Why does it take so long to get clear? Years of muddling through the misery of other people’s opinions and judgments until, finally, you have no choice but to trust ourselves and those inner voices that have been screaming into the silence for so long.
An anecdote from Suze Orman’s 9 Steps to Financial Freedom: Parrots in the market square stood on their perches, surrounding their owner. Why don’t they fly away? Because he taught them that their perches were safe and secure and nothing else was. How can you teach them to let go and come back in their own time?
If it’s not money, it’s love, it’s a body beside you in bed at night, it’s the illusion of connection, it’s a belly-filling meal on the table with conversation and clinking glasses. There is no security or safety. It lies within, like the tiger at the gate, like the wooden perch, which is nothing more than a post in open air, exposed to the elements and opinions and tirades and protected by nothing.
Eleven years ago, I hiked the Bighorn Mountains of Wyoming, waxing philosophical to the swaying trees and slanting trails about the beauty of Sabbath observance at a friend’s house.

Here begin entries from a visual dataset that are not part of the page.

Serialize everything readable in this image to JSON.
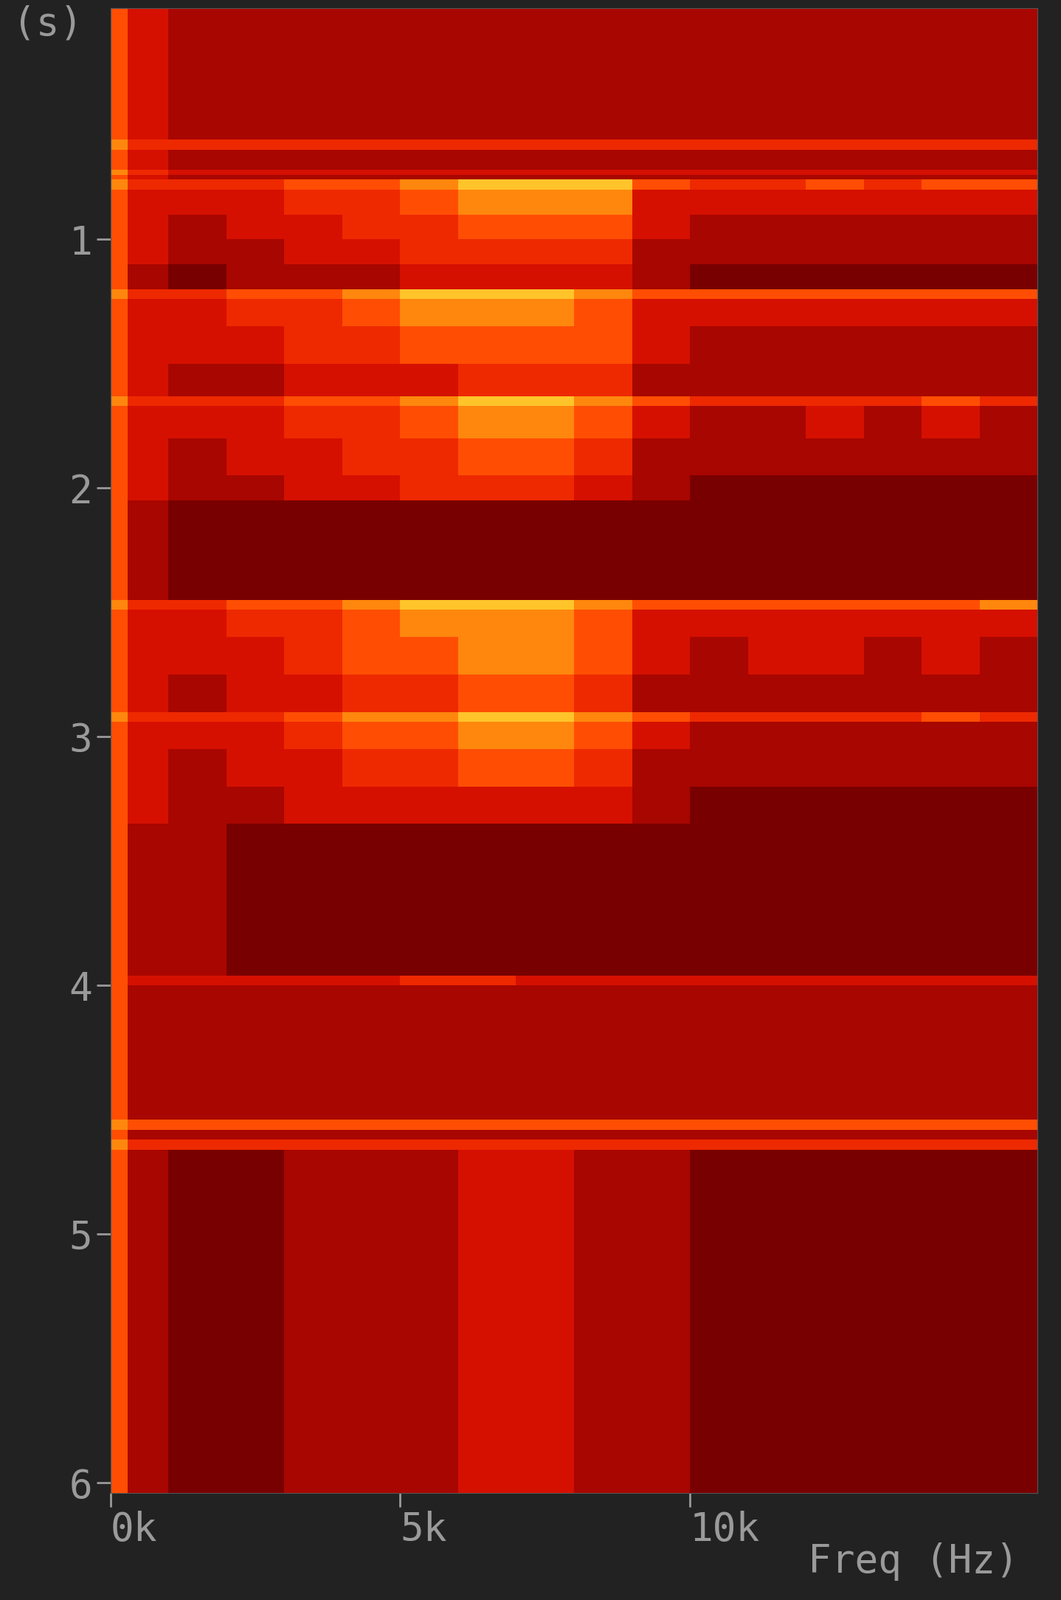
{
  "chart_data": {
    "type": "spectrogram",
    "x_label": "Freq (Hz)",
    "y_label": "(s)",
    "xlim": [
      0,
      16000
    ],
    "xticks": [
      {
        "value": 0,
        "label": "0k"
      },
      {
        "value": 5000,
        "label": "5k"
      },
      {
        "value": 10000,
        "label": "10k"
      }
    ],
    "ylim": [
      6.04,
      0.07
    ],
    "yticks": [
      1,
      2,
      3,
      4,
      5,
      6
    ],
    "freq_edges": [
      0,
      300,
      1000,
      2000,
      3000,
      4000,
      5000,
      6000,
      7000,
      8000,
      9000,
      10000,
      11000,
      12000,
      13000,
      14000,
      15000,
      16000
    ],
    "time_edges": [
      0.07,
      0.6,
      0.64,
      0.72,
      0.74,
      0.76,
      0.8,
      0.9,
      1.0,
      1.1,
      1.2,
      1.24,
      1.35,
      1.5,
      1.63,
      1.67,
      1.8,
      1.95,
      2.05,
      2.45,
      2.49,
      2.6,
      2.75,
      2.9,
      2.94,
      3.05,
      3.2,
      3.35,
      3.96,
      4.0,
      4.54,
      4.58,
      4.62,
      4.66,
      6.04
    ],
    "intensity_range": [
      0,
      10
    ],
    "cells": [
      [
        7,
        5,
        4,
        4,
        4,
        4,
        4,
        4,
        4,
        4,
        4,
        4,
        4,
        4,
        4,
        4,
        4
      ],
      [
        8,
        6,
        6,
        6,
        6,
        6,
        6,
        6,
        6,
        6,
        6,
        6,
        6,
        6,
        6,
        6,
        6
      ],
      [
        7,
        5,
        4,
        4,
        4,
        4,
        4,
        4,
        4,
        4,
        4,
        4,
        4,
        4,
        4,
        4,
        4
      ],
      [
        8,
        6,
        5,
        5,
        5,
        5,
        5,
        5,
        5,
        5,
        5,
        5,
        5,
        5,
        5,
        5,
        5
      ],
      [
        7,
        5,
        4,
        4,
        4,
        4,
        4,
        4,
        4,
        4,
        4,
        4,
        4,
        4,
        4,
        4,
        4
      ],
      [
        8,
        6,
        6,
        6,
        7,
        7,
        8,
        9,
        9,
        9,
        7,
        6,
        6,
        7,
        6,
        7,
        7
      ],
      [
        7,
        5,
        5,
        5,
        6,
        6,
        7,
        8,
        8,
        8,
        5,
        5,
        5,
        5,
        5,
        5,
        5
      ],
      [
        7,
        5,
        4,
        5,
        5,
        6,
        6,
        7,
        7,
        7,
        5,
        4,
        4,
        4,
        4,
        4,
        4
      ],
      [
        7,
        5,
        4,
        4,
        5,
        5,
        6,
        6,
        6,
        6,
        4,
        4,
        4,
        4,
        4,
        4,
        4
      ],
      [
        7,
        4,
        3,
        4,
        4,
        4,
        5,
        5,
        5,
        5,
        4,
        3,
        3,
        3,
        3,
        3,
        3
      ],
      [
        8,
        6,
        6,
        7,
        7,
        8,
        9,
        9,
        9,
        8,
        7,
        7,
        7,
        7,
        7,
        7,
        7
      ],
      [
        7,
        5,
        5,
        6,
        6,
        7,
        8,
        8,
        8,
        7,
        5,
        5,
        5,
        5,
        5,
        5,
        5
      ],
      [
        7,
        5,
        5,
        5,
        6,
        6,
        7,
        7,
        7,
        7,
        5,
        4,
        4,
        4,
        4,
        4,
        4
      ],
      [
        7,
        5,
        4,
        4,
        5,
        5,
        5,
        6,
        6,
        6,
        4,
        4,
        4,
        4,
        4,
        4,
        4
      ],
      [
        8,
        6,
        6,
        6,
        7,
        7,
        8,
        9,
        9,
        8,
        7,
        6,
        6,
        6,
        6,
        7,
        6
      ],
      [
        7,
        5,
        5,
        5,
        6,
        6,
        7,
        8,
        8,
        7,
        5,
        4,
        4,
        5,
        4,
        5,
        4
      ],
      [
        7,
        5,
        4,
        5,
        5,
        6,
        6,
        7,
        7,
        6,
        4,
        4,
        4,
        4,
        4,
        4,
        4
      ],
      [
        7,
        5,
        4,
        4,
        5,
        5,
        6,
        6,
        6,
        5,
        4,
        3,
        3,
        3,
        3,
        3,
        3
      ],
      [
        7,
        4,
        3,
        3,
        3,
        3,
        3,
        3,
        3,
        3,
        3,
        3,
        3,
        3,
        3,
        3,
        3
      ],
      [
        8,
        6,
        6,
        7,
        7,
        8,
        9,
        9,
        9,
        8,
        7,
        7,
        7,
        7,
        7,
        7,
        8
      ],
      [
        7,
        5,
        5,
        6,
        6,
        7,
        8,
        8,
        8,
        7,
        5,
        5,
        5,
        5,
        5,
        5,
        5
      ],
      [
        7,
        5,
        5,
        5,
        6,
        7,
        7,
        8,
        8,
        7,
        5,
        4,
        5,
        5,
        4,
        5,
        4
      ],
      [
        7,
        5,
        4,
        5,
        5,
        6,
        6,
        7,
        7,
        6,
        4,
        4,
        4,
        4,
        4,
        4,
        4
      ],
      [
        8,
        6,
        6,
        6,
        7,
        8,
        8,
        9,
        9,
        8,
        7,
        6,
        6,
        6,
        6,
        7,
        6
      ],
      [
        7,
        5,
        5,
        5,
        6,
        7,
        7,
        8,
        8,
        7,
        5,
        4,
        4,
        4,
        4,
        4,
        4
      ],
      [
        7,
        5,
        4,
        5,
        5,
        6,
        6,
        7,
        7,
        6,
        4,
        4,
        4,
        4,
        4,
        4,
        4
      ],
      [
        7,
        5,
        4,
        4,
        5,
        5,
        5,
        5,
        5,
        5,
        4,
        3,
        3,
        3,
        3,
        3,
        3
      ],
      [
        7,
        4,
        4,
        3,
        3,
        3,
        3,
        3,
        3,
        3,
        3,
        3,
        3,
        3,
        3,
        3,
        3
      ],
      [
        7,
        5,
        5,
        5,
        5,
        5,
        6,
        6,
        5,
        5,
        5,
        5,
        5,
        5,
        5,
        5,
        5
      ],
      [
        7,
        4,
        4,
        4,
        4,
        4,
        4,
        4,
        4,
        4,
        4,
        4,
        4,
        4,
        4,
        4,
        4
      ],
      [
        8,
        7,
        7,
        7,
        7,
        7,
        7,
        7,
        7,
        7,
        7,
        7,
        7,
        7,
        7,
        7,
        7
      ],
      [
        7,
        4,
        4,
        4,
        4,
        4,
        4,
        4,
        4,
        4,
        4,
        4,
        4,
        4,
        4,
        4,
        4
      ],
      [
        8,
        6,
        6,
        6,
        6,
        6,
        6,
        6,
        6,
        6,
        6,
        6,
        6,
        6,
        6,
        6,
        6
      ],
      [
        7,
        4,
        3,
        3,
        4,
        4,
        4,
        5,
        5,
        4,
        4,
        3,
        3,
        3,
        3,
        3,
        3
      ]
    ]
  }
}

An hour of minutes, my voice trailing the wind. I was as far away from that notion as I could be and it was all I could see – not the trail before me or the dirt path under my feet or the snow-melt lake beside which I ate a picnic lunch of smoked meats and cheese slices and fruit.

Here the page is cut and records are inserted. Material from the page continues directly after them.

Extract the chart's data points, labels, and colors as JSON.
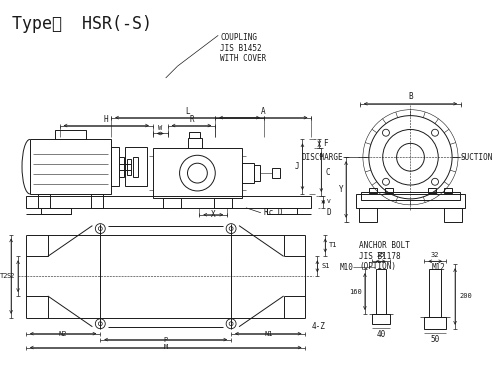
{
  "title": "Type：  HSR(-S)",
  "bg_color": "#ffffff",
  "line_color": "#1a1a1a",
  "lw": 0.7,
  "thin_lw": 0.4,
  "coupling_label": "COUPLING\nJIS B1452\nWITH COVER",
  "discharge_label": "DISCHARGE",
  "suction_label": "SUCTION",
  "anchor_label": "ANCHOR BOLT\nJIS B1178\n(OPTION)"
}
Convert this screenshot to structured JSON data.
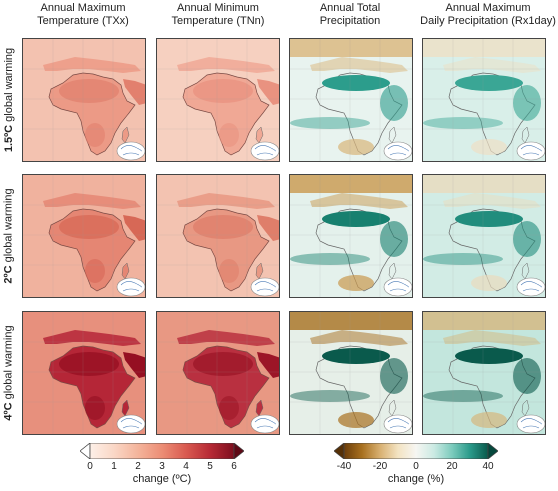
{
  "columns": [
    {
      "title_line1": "Annual Maximum",
      "title_line2": "Temperature (TXx)"
    },
    {
      "title_line1": "Annual Minimum",
      "title_line2": "Temperature (TNn)"
    },
    {
      "title_line1": "Annual Total",
      "title_line2": "Precipitation"
    },
    {
      "title_line1": "Annual Maximum",
      "title_line2": "Daily Precipitation (Rx1day)"
    }
  ],
  "rows": [
    {
      "level": "1.5ºC",
      "suffix": " global warming"
    },
    {
      "level": "2ºC",
      "suffix": " global warming"
    },
    {
      "level": "4ºC",
      "suffix": " global warming"
    }
  ],
  "temp_colorbar": {
    "label": "change (ºC)",
    "ticks": [
      "0",
      "1",
      "2",
      "3",
      "4",
      "5",
      "6"
    ],
    "colors": [
      "#fdf0e8",
      "#fad7c6",
      "#f4b49b",
      "#ec8d75",
      "#d95a50",
      "#b72a35",
      "#7e0f1f"
    ]
  },
  "precip_colorbar": {
    "label": "change (%)",
    "ticks": [
      "-40",
      "-20",
      "0",
      "20",
      "40"
    ],
    "colors": [
      "#6b3d0a",
      "#a8701f",
      "#d8b071",
      "#f3e3c2",
      "#f6f6f2",
      "#cbeae3",
      "#7ccbbd",
      "#2a9a8a",
      "#0a5a4c"
    ]
  },
  "panel_colors": {
    "temp": [
      {
        "ocean": "#f3c2b0",
        "land": "#ec9a86",
        "hot": "#e2806e"
      },
      {
        "ocean": "#f0b29e",
        "land": "#e58673",
        "hot": "#d76856"
      },
      {
        "ocean": "#e7907d",
        "land": "#b52637",
        "hot": "#950f22"
      }
    ],
    "tmin": [
      {
        "ocean": "#f6d0c0",
        "land": "#f0a895",
        "hot": "#e99280"
      },
      {
        "ocean": "#f3c3b1",
        "land": "#e89883",
        "hot": "#df7e6a"
      },
      {
        "ocean": "#e89883",
        "land": "#b93040",
        "hot": "#9c1527"
      }
    ],
    "precip": [
      {
        "base": "#e8f3ef",
        "wet": "#2c9d8c",
        "dry": "#d9b57a"
      },
      {
        "base": "#e4f1ec",
        "wet": "#17806f",
        "dry": "#c9994e"
      },
      {
        "base": "#e6efe8",
        "wet": "#0a5a4c",
        "dry": "#a8701f"
      }
    ],
    "rx1day": [
      {
        "base": "#d9efe9",
        "wet": "#3aa695",
        "dry": "#eee0c4"
      },
      {
        "base": "#d2ece5",
        "wet": "#218d7d",
        "dry": "#eadbbd"
      },
      {
        "base": "#c3e6dd",
        "wet": "#0a5a4c",
        "dry": "#d6b77e"
      }
    ]
  }
}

Did I see where I was then? And better question – when I returned and slunk into the wrap of Sabbath silence in Oak Park, did I even see that? Or did I count the minutes until I could turn the light switch and clean the dishes and go on a date with someone I imagined would ignite my senses?
I don’t know about you, but I have long chased illusions and I am finally finished with that senseless trail.

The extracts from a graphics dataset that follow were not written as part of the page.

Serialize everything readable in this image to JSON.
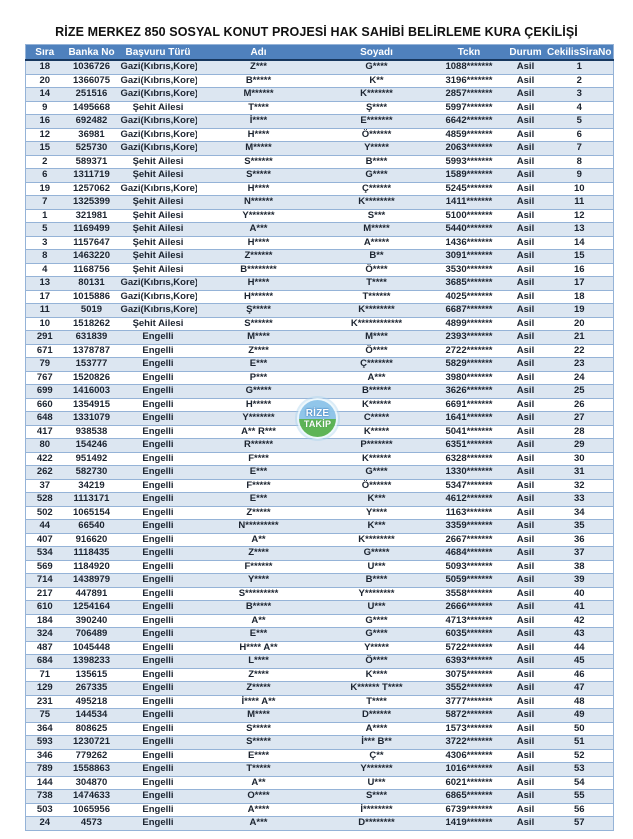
{
  "title": "RİZE MERKEZ 850 SOSYAL KONUT PROJESİ HAK SAHİBİ BELİRLEME KURA ÇEKİLİŞİ",
  "watermark": {
    "line1": "RİZE",
    "line2": "TAKİP"
  },
  "colors": {
    "header_bg": "#4f81bd",
    "header_text": "#ffffff",
    "banded_row_bg": "#dce6f1",
    "row_border": "#95b3d7",
    "header_bottom_border": "#17375e",
    "watermark_blue": "#8cc4e9",
    "watermark_green": "#57b14f"
  },
  "table": {
    "columns": [
      "Sıra",
      "Banka No",
      "Başvuru Türü",
      "Adı",
      "Soyadı",
      "Tckn",
      "Durum",
      "CekilisSiraNo"
    ],
    "rows": [
      [
        "18",
        "1036726",
        "Gazi(Kıbrıs,Kore)",
        "Z***",
        "G****",
        "1088*******",
        "Asil",
        "1"
      ],
      [
        "20",
        "1366075",
        "Gazi(Kıbrıs,Kore)",
        "B*****",
        "K**",
        "3196*******",
        "Asil",
        "2"
      ],
      [
        "14",
        "251516",
        "Gazi(Kıbrıs,Kore)",
        "M******",
        "K*******",
        "2857*******",
        "Asil",
        "3"
      ],
      [
        "9",
        "1495668",
        "Şehit Ailesi",
        "T****",
        "Ş****",
        "5997*******",
        "Asil",
        "4"
      ],
      [
        "16",
        "692482",
        "Gazi(Kıbrıs,Kore)",
        "İ****",
        "E*******",
        "6642*******",
        "Asil",
        "5"
      ],
      [
        "12",
        "36981",
        "Gazi(Kıbrıs,Kore)",
        "H****",
        "Ö******",
        "4859*******",
        "Asil",
        "6"
      ],
      [
        "15",
        "525730",
        "Gazi(Kıbrıs,Kore)",
        "M*****",
        "Y*****",
        "2063*******",
        "Asil",
        "7"
      ],
      [
        "2",
        "589371",
        "Şehit Ailesi",
        "S******",
        "B****",
        "5993*******",
        "Asil",
        "8"
      ],
      [
        "6",
        "1311719",
        "Şehit Ailesi",
        "S*****",
        "G****",
        "1589*******",
        "Asil",
        "9"
      ],
      [
        "19",
        "1257062",
        "Gazi(Kıbrıs,Kore)",
        "H****",
        "Ç******",
        "5245*******",
        "Asil",
        "10"
      ],
      [
        "7",
        "1325399",
        "Şehit Ailesi",
        "N******",
        "K********",
        "1411*******",
        "Asil",
        "11"
      ],
      [
        "1",
        "321981",
        "Şehit Ailesi",
        "Y*******",
        "S***",
        "5100*******",
        "Asil",
        "12"
      ],
      [
        "5",
        "1169499",
        "Şehit Ailesi",
        "A***",
        "M*****",
        "5440*******",
        "Asil",
        "13"
      ],
      [
        "3",
        "1157647",
        "Şehit Ailesi",
        "H****",
        "A*****",
        "1436*******",
        "Asil",
        "14"
      ],
      [
        "8",
        "1463220",
        "Şehit Ailesi",
        "Z******",
        "B**",
        "3091*******",
        "Asil",
        "15"
      ],
      [
        "4",
        "1168756",
        "Şehit Ailesi",
        "B********",
        "Ö****",
        "3530*******",
        "Asil",
        "16"
      ],
      [
        "13",
        "80131",
        "Gazi(Kıbrıs,Kore)",
        "H****",
        "T****",
        "3685*******",
        "Asil",
        "17"
      ],
      [
        "17",
        "1015886",
        "Gazi(Kıbrıs,Kore)",
        "H******",
        "T******",
        "4025*******",
        "Asil",
        "18"
      ],
      [
        "11",
        "5019",
        "Gazi(Kıbrıs,Kore)",
        "Ş*****",
        "K********",
        "6687*******",
        "Asil",
        "19"
      ],
      [
        "10",
        "1518262",
        "Şehit Ailesi",
        "S******",
        "K************",
        "4899*******",
        "Asil",
        "20"
      ],
      [
        "291",
        "631839",
        "Engelli",
        "M****",
        "M****",
        "2393*******",
        "Asil",
        "21"
      ],
      [
        "671",
        "1378787",
        "Engelli",
        "Z****",
        "Ö****",
        "2722*******",
        "Asil",
        "22"
      ],
      [
        "79",
        "153777",
        "Engelli",
        "E***",
        "Ç*******",
        "5829*******",
        "Asil",
        "23"
      ],
      [
        "767",
        "1520826",
        "Engelli",
        "P***",
        "A***",
        "3980*******",
        "Asil",
        "24"
      ],
      [
        "699",
        "1416003",
        "Engelli",
        "G*****",
        "B******",
        "3626*******",
        "Asil",
        "25"
      ],
      [
        "660",
        "1354915",
        "Engelli",
        "H*****",
        "K******",
        "6691*******",
        "Asil",
        "26"
      ],
      [
        "648",
        "1331079",
        "Engelli",
        "Y*******",
        "C*****",
        "1641*******",
        "Asil",
        "27"
      ],
      [
        "417",
        "938538",
        "Engelli",
        "A** R***",
        "K*****",
        "5041*******",
        "Asil",
        "28"
      ],
      [
        "80",
        "154246",
        "Engelli",
        "R******",
        "P*******",
        "6351*******",
        "Asil",
        "29"
      ],
      [
        "422",
        "951492",
        "Engelli",
        "F****",
        "K******",
        "6328*******",
        "Asil",
        "30"
      ],
      [
        "262",
        "582730",
        "Engelli",
        "E***",
        "G****",
        "1330*******",
        "Asil",
        "31"
      ],
      [
        "37",
        "34219",
        "Engelli",
        "F*****",
        "Ö******",
        "5347*******",
        "Asil",
        "32"
      ],
      [
        "528",
        "1113171",
        "Engelli",
        "E***",
        "K***",
        "4612*******",
        "Asil",
        "33"
      ],
      [
        "502",
        "1065154",
        "Engelli",
        "Z*****",
        "Y****",
        "1163*******",
        "Asil",
        "34"
      ],
      [
        "44",
        "66540",
        "Engelli",
        "N*********",
        "K***",
        "3359*******",
        "Asil",
        "35"
      ],
      [
        "407",
        "916620",
        "Engelli",
        "A**",
        "K********",
        "2667*******",
        "Asil",
        "36"
      ],
      [
        "534",
        "1118435",
        "Engelli",
        "Z****",
        "G*****",
        "4684*******",
        "Asil",
        "37"
      ],
      [
        "569",
        "1184920",
        "Engelli",
        "F******",
        "U***",
        "5093*******",
        "Asil",
        "38"
      ],
      [
        "714",
        "1438979",
        "Engelli",
        "Y****",
        "B****",
        "5059*******",
        "Asil",
        "39"
      ],
      [
        "217",
        "447891",
        "Engelli",
        "S*********",
        "Y********",
        "3558*******",
        "Asil",
        "40"
      ],
      [
        "610",
        "1254164",
        "Engelli",
        "B*****",
        "U***",
        "2666*******",
        "Asil",
        "41"
      ],
      [
        "184",
        "390240",
        "Engelli",
        "A**",
        "G****",
        "4713*******",
        "Asil",
        "42"
      ],
      [
        "324",
        "706489",
        "Engelli",
        "E***",
        "G****",
        "6035*******",
        "Asil",
        "43"
      ],
      [
        "487",
        "1045448",
        "Engelli",
        "H**** A**",
        "Y*****",
        "5722*******",
        "Asil",
        "44"
      ],
      [
        "684",
        "1398233",
        "Engelli",
        "L****",
        "Ö****",
        "6393*******",
        "Asil",
        "45"
      ],
      [
        "71",
        "135615",
        "Engelli",
        "Z****",
        "K****",
        "3075*******",
        "Asil",
        "46"
      ],
      [
        "129",
        "267335",
        "Engelli",
        "Z*****",
        "K****** T****",
        "3552*******",
        "Asil",
        "47"
      ],
      [
        "231",
        "495218",
        "Engelli",
        "İ**** A**",
        "T****",
        "3777*******",
        "Asil",
        "48"
      ],
      [
        "75",
        "144534",
        "Engelli",
        "M****",
        "D******",
        "5872*******",
        "Asil",
        "49"
      ],
      [
        "364",
        "808625",
        "Engelli",
        "S*****",
        "A****",
        "1573*******",
        "Asil",
        "50"
      ],
      [
        "593",
        "1230721",
        "Engelli",
        "S*****",
        "İ*** B**",
        "3722*******",
        "Asil",
        "51"
      ],
      [
        "346",
        "779262",
        "Engelli",
        "E****",
        "Ç**",
        "4306*******",
        "Asil",
        "52"
      ],
      [
        "789",
        "1558863",
        "Engelli",
        "T*****",
        "Y*******",
        "1016*******",
        "Asil",
        "53"
      ],
      [
        "144",
        "304870",
        "Engelli",
        "A**",
        "U***",
        "6021*******",
        "Asil",
        "54"
      ],
      [
        "738",
        "1474633",
        "Engelli",
        "O****",
        "S****",
        "6865*******",
        "Asil",
        "55"
      ],
      [
        "503",
        "1065956",
        "Engelli",
        "A****",
        "İ********",
        "6739*******",
        "Asil",
        "56"
      ],
      [
        "24",
        "4573",
        "Engelli",
        "A***",
        "D********",
        "1419*******",
        "Asil",
        "57"
      ]
    ]
  }
}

Children know in the infinite that truth lies within. They do not see superficial nor do they judge. An old person’s hand shakes and they grasp the bent fingers to feel the softness.
We lose that perfection, that trust somewhere along the way – when fifth-grade bullies make fun of hair or the jeans we wear or when that first boyfriend chooses someone else to kiss. And most of us spend a lifetime searching for the voice that never left. If only we knew.
The tarot cards line my sidewalk and the stone runes are buried in the laundry basket. Acceptance and story, all the same. Truth lies within. It always has. Not in the mall, under the spin of the credit card, and not in a glass of wine drunk too fast. Not in the never-ending therapist sessions we turn to for answers that never appear. You’re better off shaking the magic 8 ball and closing your eyes.
Today the weather is unclear. Gray-hazy, not warm, not cool, not really much of anything. I get my children back at 3:15. The chicken in the crockpot roasting with the juice of a just-squeezed orange, a drizzle of olive oil, carrots and celery chunks and onions. Dinner tonight will be magic. As will the cleanup. As will the tucking-in, the story-reading, the silence that is never silent.
And then a new day.
The voice within. The voice without. The reaching hand grasping soft skin as the sailboat untethers and heads for the seas.